Полуденный зной был невыносим. После обеда я обычно шла наверх, закрывала все ставни и ложилась отдыхать. Однажды я приехала из города, потная и обессиленная, и, вопреки обыкновению, прилегла в гостиной на массивном диване, укрытом вязаным шерстяным пледом, который я когда-то так любила за многообразие оттенков голубого: бирюза, небесная синь, озерная вода, незабудка. Теперь же шерсть выцвела от стирки в жесткой и, вероятно, слишком горячей воде — я не сомневалась, что это дело рук Арлин. Судя по всему, я отключилась, ибо, когда проснулась, солнце уже садилось, и я услышала чьи-то голоса.
— Мама…
Все еще находясь во власти сна, я пыталась сообразить, надо ли мне отвечать, и что-то — то ли неохота, то ли любопытство — заставило меня промолчать. Он поднялся из кухни наверх и почти тут же вернулся. Ему и в голову не пришло заглянуть в гостиную, которой никогда особо не пользовались, а после смерти Брэма туда и вовсе перестали заходить.

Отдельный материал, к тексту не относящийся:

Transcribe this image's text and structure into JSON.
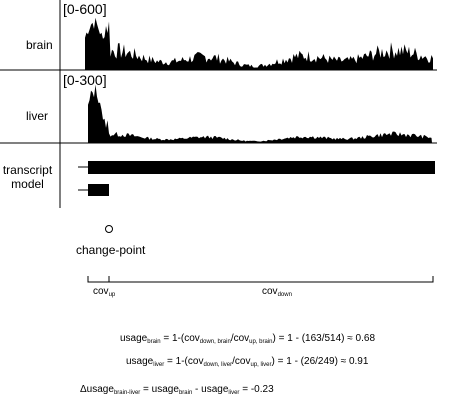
{
  "tracks": {
    "brain": {
      "label": "brain",
      "range": "[0-600]"
    },
    "liver": {
      "label": "liver",
      "range": "[0-300]"
    }
  },
  "transcript_model": {
    "label_line1": "transcript",
    "label_line2": "model"
  },
  "change_point": {
    "label": "change-point"
  },
  "coverage_axis": {
    "cov_up": {
      "main": "cov",
      "sub": "up"
    },
    "cov_down": {
      "main": "cov",
      "sub": "down"
    }
  },
  "formulas": {
    "usage_brain": {
      "lhs": "usage",
      "lhs_sub": "brain",
      "p1": " = 1-(cov",
      "s1": "down, brain",
      "p2": "/cov",
      "s2": "up, brain",
      "p3": ") = 1 - (163/514) ≈ 0.68"
    },
    "usage_liver": {
      "lhs": "usage",
      "lhs_sub": "liver",
      "p1": " = 1-(cov",
      "s1": "down, liver",
      "p2": "/cov",
      "s2": "up, liver",
      "p3": ") = 1 - (26/249) ≈ 0.91"
    },
    "delta_usage": {
      "lhs": "Δusage",
      "lhs_sub": "brain-liver",
      "p1": " = usage",
      "s1": "brain",
      "p2": " - usage",
      "s2": "liver",
      "p3": " = -0.23"
    }
  },
  "colors": {
    "track_fill": "#000000",
    "line": "#000000"
  }
}
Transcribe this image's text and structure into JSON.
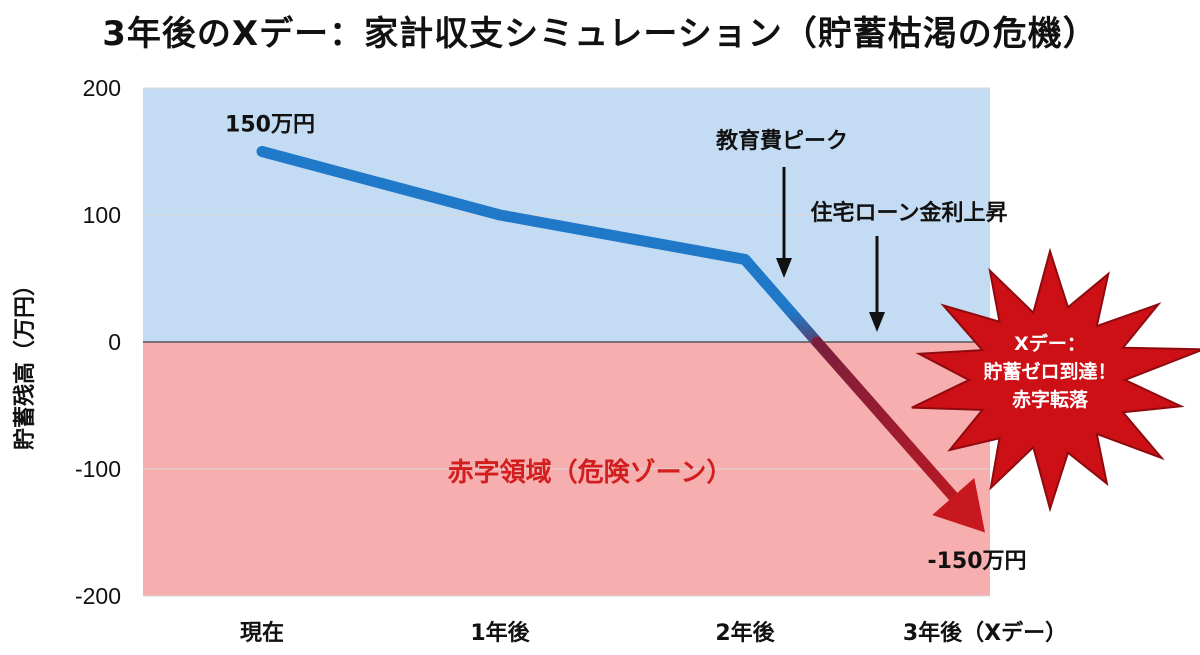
{
  "chart_data": {
    "type": "line",
    "title": "3年後のXデー：家計収支シミュレーション（貯蓄枯渇の危機）",
    "ylabel": "貯蓄残高（万円）",
    "xlabel": "",
    "categories": [
      "現在",
      "1年後",
      "2年後",
      "3年後（Xデー）"
    ],
    "ylim": [
      -200,
      200
    ],
    "yticks": [
      "200",
      "100",
      "0",
      "-100",
      "-200"
    ],
    "series": [
      {
        "x": [
          0,
          1,
          2,
          2.3,
          3
        ],
        "values": [
          150,
          100,
          65,
          0,
          -150
        ]
      }
    ],
    "data_labels": {
      "start": "150万円",
      "end": "-150万円"
    },
    "annotations": {
      "education_peak": "教育費ピーク",
      "interest_rise": "住宅ローン金利上昇",
      "deficit_zone": "赤字領域（危険ゾーン）",
      "xday_burst": [
        "Xデー：",
        "貯蓄ゼロ到達！",
        "赤字転落"
      ]
    },
    "colors": {
      "positive_bg": "#c3dcf4",
      "negative_bg": "#f6aeae",
      "line_blue": "#1f78c8",
      "line_dark": "#7a1f3d",
      "arrow_red": "#c6181e",
      "burst_red": "#cc1016",
      "deficit_text": "#d21e1e"
    },
    "grid": true
  }
}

— Еще не вернулась, — сказал Джон. — Утром я отвез ее в город. Обратно ее Хэнк Перл должен подбросить. Сказала, если не вернется к ужину, значит, задерживается у Перлов. Теперь, думаю, не раньше восьми ее ждать, а то и позже.
— Как здорово, что мы снова здесь одни, — сказала Арлин, — хоть и ненадолго.
— У нее всего два месяца. Потом дом снова наш.
— Когда же я перееду сюда навсегда? — спросила она.
— Скоро, — уклончиво ответил он. — Скоро, Арлин. Разве плохо нам было до ее приезда?
— Хорошо, — медленно произнесла она. — Но если и дальше все будет по-старому, однажды ночью я просто забуду пойти домой.
— А тебе не все равно, что на это скажут?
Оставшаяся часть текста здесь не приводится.